Писемский молча повиновался и пошел, я последовал за ним. Нам показали орудия, ядра, картечи и наконец пригласили на марс, откуда простым глазом видны были мачты неприятельского флота, а посредством труб мы узнали, что неприятель сушит белье. Новость впечатлений была очень сильна. Писемский с уважением смотрел на пушки, но подходить к ним близко не решался и даже сделал мне замечание, когда я внимательно осматривал одно орудие.
– Отойди, – заметил он строго.
При входе в каюту мы были представлены молодому великому князю, который так милостиво и любезно встретил нас, что заставил позабыть всякое смущение.

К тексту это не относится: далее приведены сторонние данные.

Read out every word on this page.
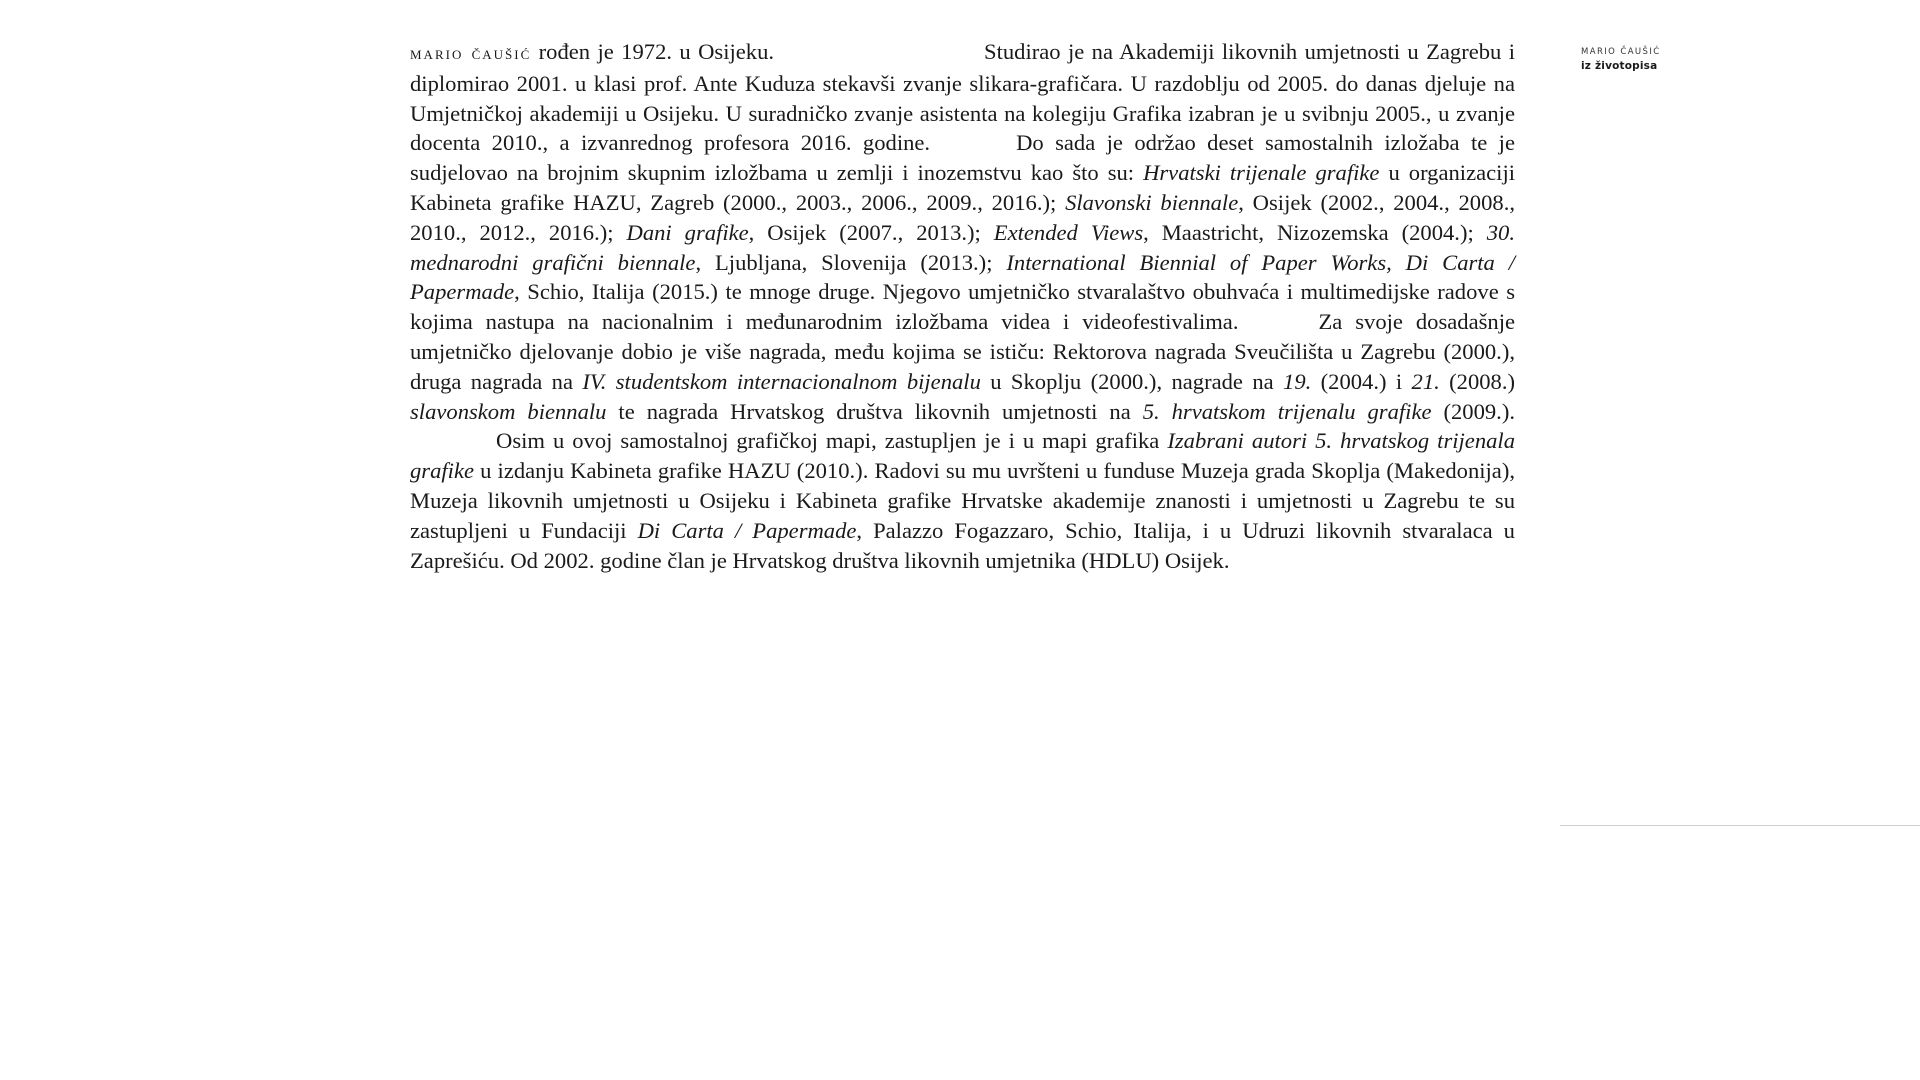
mario čaušić rođen je 1972. u Osijeku.	Studirao je na Akademiji likovnih umjetnosti u Zagrebu i diplomirao 2001. u klasi prof. Ante Kuduza stekavši zvanje slikara-grafičara. U razdoblju od 2005. do danas djeluje na Umjetničkoj akademiji u Osijeku. U suradničko zvanje asistenta na kolegiju Grafika izabran je u svibnju 2005., u zvanje docenta 2010., a izvanrednog profesora 2016. godine.	Do sada je održao deset samostalnih izložaba te je sudjelovao na brojnim skupnim izložbama u zemlji i inozemstvu kao što su: Hrvatski trijenale grafike u organizaciji Kabineta grafike HAZU, Zagreb (2000., 2003., 2006., 2009., 2016.); Slavonski biennale, Osijek (2002., 2004., 2008., 2010., 2012., 2016.); Dani grafike, Osijek (2007., 2013.); Extended Views, Maastricht, Nizozemska (2004.); 30. mednarodni grafični biennale, Ljubljana, Slovenija (2013.); International Biennial of Paper Works, Di Carta / Papermade, Schio, Italija (2015.) te mnoge druge. Njegovo umjetničko stvaralaštvo obuhvaća i multimedijske radove s kojima nastupa na nacionalnim i međunarodnim izložbama videa i videofestivalima.	Za svoje dosadašnje umjetničko djelovanje dobio je više nagrada, među kojima se ističu: Rektorova nagrada Sveučilišta u Zagrebu (2000.), druga nagrada na IV. studentskom internacionalnom bijenalu u Skoplju (2000.), nagrade na 19. (2004.) i 21. (2008.) slavonskom biennalu te nagrada Hrvatskog društva likovnih umjetnosti na 5. hrvatskom trijenalu grafike (2009.).Osim u ovoj samostalnoj grafičkoj mapi, zastupljen je i u mapi grafika Izabrani autori 5. hrvatskog trijenala grafike u izdanju Kabineta grafike HAZU (2010.). Radovi su mu uvršteni u funduse Muzeja grada Skoplja (Makedonija), Muzeja likovnih umjetnosti u Osijeku i Kabineta grafike Hrvatske akademije znanosti i umjetnosti u Zagrebu te su zastupljeni u Fundaciji Di Carta / Papermade, Palazzo Fogazzaro, Schio, Italija, i u Udruzi likovnih stvaralaca u Zaprešiću. Od 2002. godine član je Hrvatskog društva likovnih umjetnika (HDLU) Osijek.

MARIO ČAUŠIĆ
iz životopisa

– Я с удовольствием читал ваши сочинения, – сказал он Писемскому, – и очень рад, что услышу ваше чтение. Мне говорили, что вы мастерски читаете.
Потом обратился ко мне:
– А вы еще юноша…
– Только что начинает, – заметил Писемский нежным отеческим тоном.
Сели на палубе за длинный стол, подали чай, началось чтение. Писемский сначала зачитал робко, вяло, но скоро он овладел собой, и полились из уст его речи, сладчайшие меда. Его высочество неоднократно останавливал чтение и выражал автору свое удовольствие. Рассказ был уже близок к концу, вдруг… глухой пушечный выстрел! Писемский вздрогнул и побледнел; другой… третий… четвертый…
– Начали?! – произнес он простодушно, робко окинув всех глазами. Ему представилась бомбардировка.
– Это салют; к неприятелю идет пароход с моря, – успокоили его.
Пальба продолжалась, и Писемский не раньше ее окончания приступил к чтению, но начал читать двумя тонами ниже – так его поразила эта неожиданность. После чтения я рассказал весь бывший тогда у меня репертуар. Обласканные вниманием великого князя, в 11 часов вечера мы поплыли тем же порядком обратно. На пути нас встретил туман, и мы ощупью шли до Петербурга. Алексей Феофилактович всех истерзал. Ему представлялись подводные камни, мели, а в устье Невы померещились мины.